The new research is part of the National Institutes of Health funded Infant Susceptibility to Pulmonary Infections and Asthma Following RSV Exposure (INSPIRE) study, which seeks to understand how viral ARIs in the first year of life affect future childhood respiratory health.
"Our results suggest that oxidative stress plays an important role in the development of recurrent wheezing following viral ARIs in infancy," said lead author Christian Rosas-Salazar, MD, MPH, from the Monroe Carell Jr. Children's Hospital at Vanderbilt, Nashville, Tennessee. "This knowledge opens the possibility of both being able to predict who may develop asthma following infant viral ARI and using antioxidants to prevent recurrent wheezing following infant viral ARIs. Actual clinical trials of antioxidants are needed, however, before we can make specific recommendations."
Dr. Rosas-Salazar and colleagues measured the concentration of F2-isoprostane, which is a marker of oxidative stress, in the urine of 476 infants shortly after birth and then again during a viral ARI. Four-hundred thirty infants were included in the researchers' analysis, 58 of whom developed a recurrent wheeze. They ruled out other potential causes of the wheezing through a multivariate statistical analysis.
The scientists found no significant association between urine F2-isoprostane concentration and recurrent wheezing for infants when they were first enrolled in the study. Urine F2-isoprostane concentrations were significantly higher, however, during viral ARIs for infants who developed recurrent wheeze than for those who did not.
"The implications of these results are that measuring urine F2-isoprostane concentrations during an infant ARI, an indicator of increased oxidative stress in these young patients, may predict the development of recurrent wheeze," said Dr.

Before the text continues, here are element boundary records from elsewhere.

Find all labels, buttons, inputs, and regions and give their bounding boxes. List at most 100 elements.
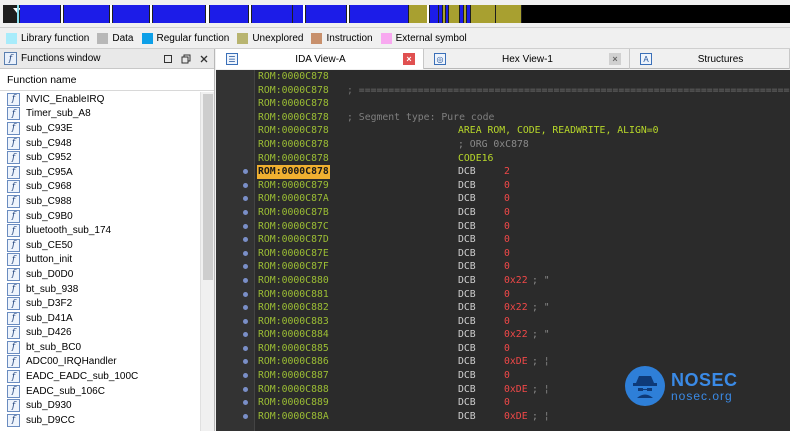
- disassembly-line[interactable]: ROM:0000C87F DCB 0: [243, 260, 790, 274]
- breakpoint-dot-icon[interactable]: [243, 209, 248, 215]
- nav-band-segment[interactable]: [439, 5, 442, 23]
- disassembly-line[interactable]: ROM:0000C87E DCB 0: [243, 247, 790, 261]
- tab-ida-view-a[interactable]: ☰ IDA View-A ×: [216, 49, 424, 69]
- line-address[interactable]: ROM:0000C88A: [258, 410, 329, 424]
- nav-band-segment[interactable]: [61, 5, 63, 23]
- nav-band-segment[interactable]: [150, 5, 152, 23]
- function-list-item[interactable]: f sub_C952: [0, 150, 200, 165]
- disassembly-line[interactable]: ROM:0000C883 DCB 0: [243, 315, 790, 329]
- line-address[interactable]: ROM:0000C887: [258, 369, 329, 383]
- function-list[interactable]: f NVIC_EnableIRQ f Timer_sub_A8 f sub_C93E f su…: [0, 92, 200, 431]
- function-list-item[interactable]: f sub_C968: [0, 180, 200, 195]
- breakpoint-dot-icon[interactable]: [243, 277, 248, 283]
- breakpoint-dot-icon[interactable]: [243, 345, 248, 351]
- close-tab-icon[interactable]: ×: [609, 53, 621, 65]
- function-list-item[interactable]: f sub_CE50: [0, 238, 200, 253]
- disassembly-line[interactable]: ROM:0000C878 CODE16: [255, 152, 790, 166]
- line-address[interactable]: ROM:0000C878: [257, 165, 330, 179]
- nav-band-segment[interactable]: [306, 5, 346, 23]
- disassembly-line[interactable]: ROM:0000C878 ; ==========================…: [255, 84, 790, 98]
- nav-band-segment[interactable]: [303, 5, 305, 23]
- line-address[interactable]: ROM:0000C878: [258, 124, 329, 138]
- line-address[interactable]: ROM:0000C886: [258, 355, 329, 369]
- breakpoint-dot-icon[interactable]: [243, 318, 248, 324]
- function-list-item[interactable]: f sub_C93E: [0, 121, 200, 136]
- disassembly-line[interactable]: ROM:0000C880 DCB 0x22 ; ": [243, 274, 790, 288]
- function-list-item[interactable]: f sub_D930: [0, 398, 200, 413]
- function-list-item[interactable]: f sub_D426: [0, 326, 200, 341]
- scrollbar-thumb[interactable]: [203, 94, 213, 280]
- line-address[interactable]: ROM:0000C87B: [258, 206, 329, 220]
- disassembly-line[interactable]: ROM:0000C87A DCB 0: [243, 192, 790, 206]
- line-address[interactable]: ROM:0000C878: [258, 70, 329, 84]
- breakpoint-dot-icon[interactable]: [243, 291, 248, 297]
- nav-band-segment[interactable]: [350, 5, 408, 23]
- function-name-column-header[interactable]: Function name: [0, 69, 214, 91]
- nav-band-segment[interactable]: [427, 5, 429, 23]
- disassembly-line[interactable]: ROM:0000C882 DCB 0x22 ; ": [243, 301, 790, 315]
- function-list-item[interactable]: f ADC00_IRQHandler: [0, 355, 200, 370]
- nav-band-segment[interactable]: [17, 5, 19, 23]
- nav-band-segment[interactable]: [522, 5, 790, 23]
- disassembly-line[interactable]: ROM:0000C885 DCB 0: [243, 342, 790, 356]
- function-list-item[interactable]: f bt_sub_938: [0, 282, 200, 297]
- nav-band-segment[interactable]: [430, 5, 438, 23]
- line-address[interactable]: ROM:0000C889: [258, 396, 329, 410]
- nav-band-segment[interactable]: [153, 5, 205, 23]
- disassembly-line[interactable]: ROM:0000C878 DCB 2: [243, 165, 790, 179]
- function-list-item[interactable]: f bt_sub_BC0: [0, 340, 200, 355]
- tab-structures[interactable]: A Structures: [630, 49, 790, 69]
- function-list-item[interactable]: f sub_C988: [0, 194, 200, 209]
- nav-band-segment[interactable]: [409, 5, 427, 23]
- navigation-band-strip[interactable]: [3, 5, 790, 23]
- nav-band-segment[interactable]: [471, 5, 495, 23]
- float-window-button[interactable]: [178, 51, 193, 66]
- nav-band-segment[interactable]: [496, 5, 521, 23]
- disassembly-line[interactable]: ROM:0000C878: [255, 70, 790, 84]
- disassembly-line[interactable]: ROM:0000C88A DCB 0xDE ; ¦: [243, 410, 790, 424]
- line-address[interactable]: ROM:0000C878: [258, 152, 329, 166]
- line-address[interactable]: ROM:0000C878: [258, 97, 329, 111]
- nav-band-segment[interactable]: [210, 5, 248, 23]
- nav-band-segment[interactable]: [206, 5, 209, 23]
- nav-band-segment[interactable]: [249, 5, 251, 23]
- line-address[interactable]: ROM:0000C883: [258, 315, 329, 329]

Rosas-Salazar. "To our knowledge there have been no studies examining the effect of antioxidants in recurrent wheezing following infant viral ARIs. Our study results suggest that this could be an effective wheezing prevention strategy following infant viral ARIs, however, research would first need to be done to determine the effects, adequate dosing and safety of certain antioxidant agents in infants before they can be recommended for this use."